Bahkan, saat teman-teman lain berebut membeli bakso atau es teh manis buatan Bu Irma, Dara lebih memilih makan bekal sendiri di kelas. Kadang, kalau terpaksa lewat depan kantin, ia akan menunduk, berjalan secepat mungkin, atau malah berlari.

“Dara, kok kamu kayak dikejar hantu, sih?” tanya sahabatnya, Maya, pada suatu sore

Dara hanya tersenyum kikuk.

“Entahlah, May… aku takut sama Bu Irma. Aku takut digodain sama Bu Irma.” ucap Dara jujur

Maya tertawa, menggeleng tidak percaya.

“Kamu jangan kayak gitu, Dara. Bu Irma itu orangnya baik, lho. Dia sering kasih bonus gorengan ke aku.” ucap Maya

Dara menunduk. Dara tidak mau menjelaskan lebih lanjut. Bukan karena ia tidak bisa, melainkan karena dirinya sendiri tidak tahu mengapa ketakutan itu terasa nyata, seperti trauma aneh yang tidak bisa dijelaskan dengan logika.

***

Suatu hari, sekolah mengadakan study tour ke Lyon, kota kecil di Prancis yang terkenal dengan sejarah dan arsitektur klasiknya. Dara sangat menantikan perjalanan itu, bukan karena ingin berwisata, tetapi karena ia ingin melarikan diri dari Bu Irma, meskipun hanya sementara.

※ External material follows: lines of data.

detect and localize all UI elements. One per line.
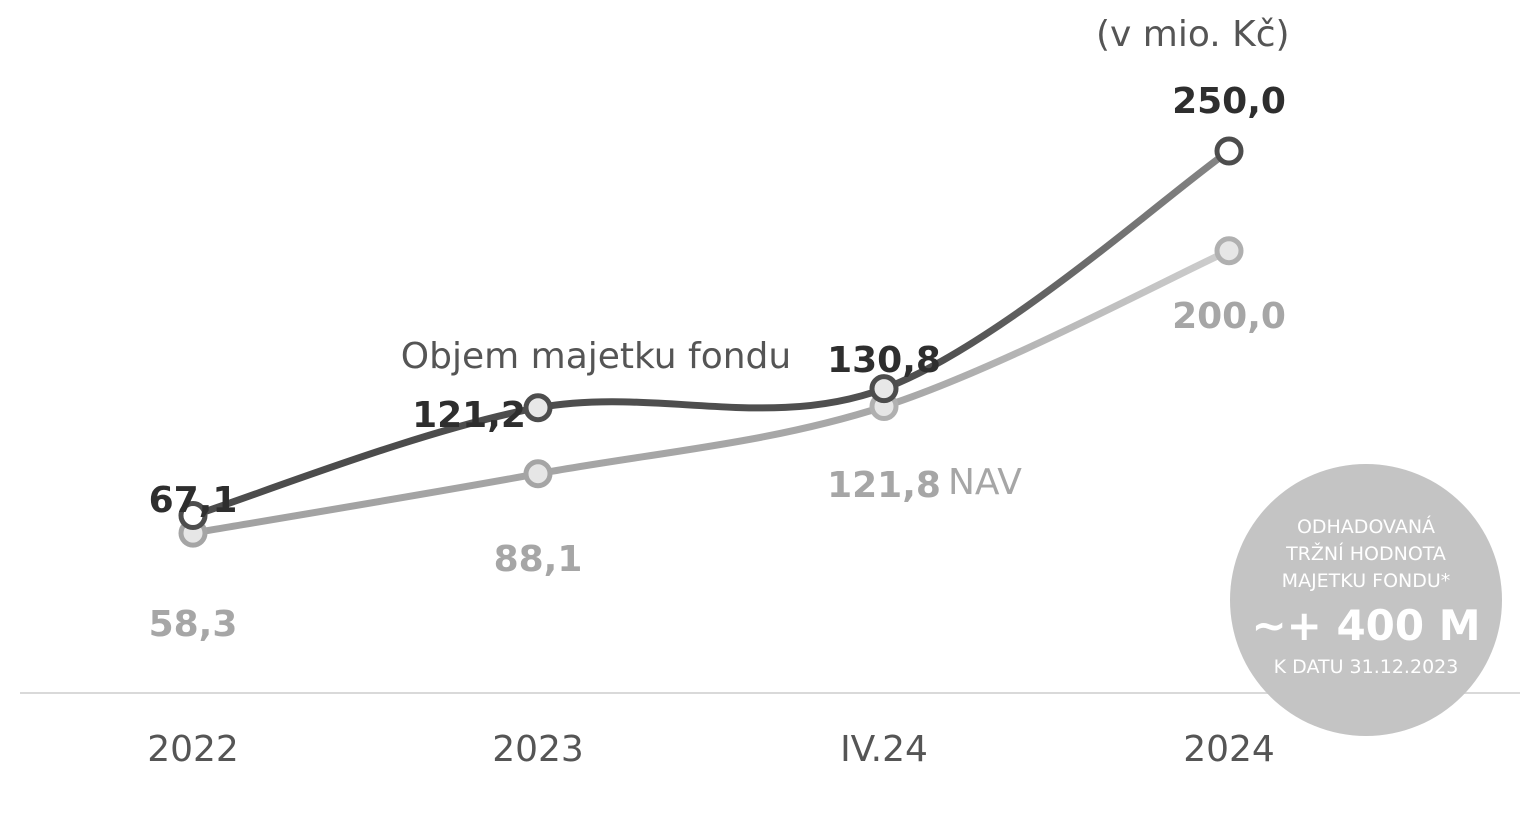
badge-line-2: TRŽNÍ HODNOTA [1286, 543, 1446, 565]
objem-point-2022 [178, 501, 208, 530]
series-line-nav [189, 247, 1233, 537]
nav-value-label-IV.24: 121,8 [827, 465, 941, 506]
badge-line-3: MAJETKU FONDU* [1281, 570, 1451, 592]
objem-value-label-IV.24: 130,8 [827, 340, 941, 381]
nav-value-label-2024: 200,0 [1172, 296, 1286, 337]
series-name-objem: Objem majetku fondu [401, 336, 791, 377]
market-value-badge: ODHADOVANÁ TRŽNÍ HODNOTA MAJETKU FONDU* … [1230, 464, 1502, 736]
objem-value-label-2022: 67,1 [149, 480, 238, 521]
series-name-nav: NAV [948, 462, 1022, 503]
x-tick-label-2022: 2022 [147, 729, 239, 770]
badge-date: K DATU 31.12.2023 [1273, 656, 1459, 678]
objem-value-label-2024: 250,0 [1172, 81, 1286, 122]
nav-value-label-2023: 88,1 [494, 539, 583, 580]
nav-point-2024 [1214, 236, 1244, 266]
objem-point-2024 [1214, 136, 1244, 166]
x-tick-label-IV.24: IV.24 [840, 729, 928, 770]
badge-line-1: ODHADOVANÁ [1296, 516, 1436, 538]
objem-point-2023 [523, 393, 553, 423]
nav-value-label-2022: 58,3 [149, 604, 238, 645]
x-tick-label-2024: 2024 [1183, 729, 1275, 770]
x-tick-label-2023: 2023 [492, 729, 584, 770]
objem-point-IV.24 [869, 374, 899, 404]
series-line-objem [189, 147, 1233, 520]
objem-value-label-2023: 121,2 [412, 395, 526, 436]
nav-point-2023 [523, 459, 553, 489]
badge-value: ~+ 400 M [1251, 601, 1481, 650]
unit-label: (v mio. Kč) [1096, 14, 1290, 55]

Selama seminggu di Lyon, Dara merasa seperti gadis baru. Ia tertawa lepas bersama teman-teman, berfoto di depan Basilika Fourvière, dan menikmati udara dingin khas musim dingin sambil menyeruput cokelat panas. Maya bahkan nekat menggoda Dara.

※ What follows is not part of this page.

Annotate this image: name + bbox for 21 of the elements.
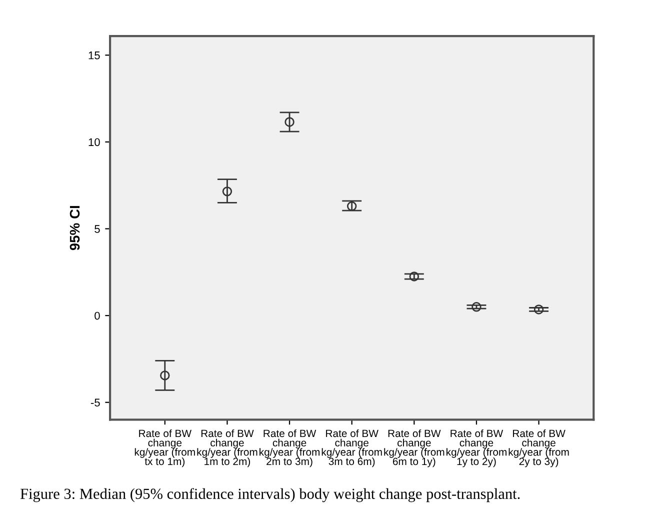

“Lihat deh, Dara! Mukamu udah nggak kusut lagi kayak di sekolah. Kayaknya karena jauh dari Bu Irma!” canda Maya

Dara tersenyum, tetapi hatinya mengiyakan.
Ya, mungkin benar. Dara merasa lebih bebas. Lebih tenang.

Namun semua itu berakhir saat pesawat mereka mendarat di bandara.

Setibanya di sekolah keesokan harinya, Dara datang untuk mengambil sertifikat study tour. Dara berjalan di lorong kelas yang sepi, mengingat hari itu siswa lain masih libur. Angin berhembus pelan, membawa aroma tanah basah dan sisa debu perjalanan. Dara melangkah menuju kelas XI IPA 3, kelasnya.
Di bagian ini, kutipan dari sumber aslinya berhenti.